Uneven cash flow is a concern for many medium and small businesses. While long credit terms may be attractive to customers, sometimes waiting for cash from accounts receivable for 30-90 days is not feasible. Expenses like payroll must be paid no matter what. Growing a business is hard when there is no cash to finance it.
Many industries, such as staffing and construction, turn to accounts receivable factoring to improve their business cash flow. With accounts receivable factoring, a factoring company buys the unpaid invoices from the business and advances immediate cash less a small fee. Before a company makes a decision on which factoring company to choose they must research the different types of accounts receivable factoring services available in order to find the best match.
Different Types of Factoring Services
Invoice factoring companies can accommodate business cash flow needs in several ways
Recourse factoring: With recourse factoring, the client assumes all the risk of unpaid debt from their clients. In other words, if their client does not pay the factoring company within the specified amount of time, the business must pay back the invoice amount. It can be risky for businesses with unpredictable clients, but the benefit is lower rates.
Non-recourse factoring: In a non-recourse factoring agreement, the factor is wholly responsible for unpaid invoices in the case of client bankruptcy or insolvency. However, non-recourse factoring does NOT cover situations in which the customer disputes the invoice, either for accuracy or due to an issue with the product or service. To offset the risk, often a factor will charge higher factoring fees and advance rates.
Spot factoring: Spot factoring offers no long-term contract with the factoring company, and instead factoring is done on a case-by-case basis. Non-recourse and recourse factoring require all invoices to go to the factor, but spot factoring enables the company chooses which invoices to factor.

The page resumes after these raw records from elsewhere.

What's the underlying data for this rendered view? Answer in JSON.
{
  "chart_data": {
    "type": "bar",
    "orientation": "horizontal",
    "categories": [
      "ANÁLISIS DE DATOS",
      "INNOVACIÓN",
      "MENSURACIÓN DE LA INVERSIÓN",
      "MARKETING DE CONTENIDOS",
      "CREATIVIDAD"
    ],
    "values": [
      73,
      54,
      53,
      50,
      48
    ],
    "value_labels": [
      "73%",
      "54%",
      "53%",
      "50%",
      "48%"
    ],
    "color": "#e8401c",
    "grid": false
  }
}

Of these types of factoring services, recourse factoring is a popular solution because it offers lower factoring rates and fees. Recourse factoring gives businesses the most money for their invoices, which means opportunity for growth. Since the factoring company also checks the credit history of the business’s clients before approval, bad debt is unlikely from clients who have a clean past. This mitigates the risk the company takes when they assume the responsibility for all invoices given to the factor. For good clients, lower factoring fees, higher advance rates and many other reasons, recourse factoring is a good way to go for companies wanting the most bang for their invoices’ proverbial buck.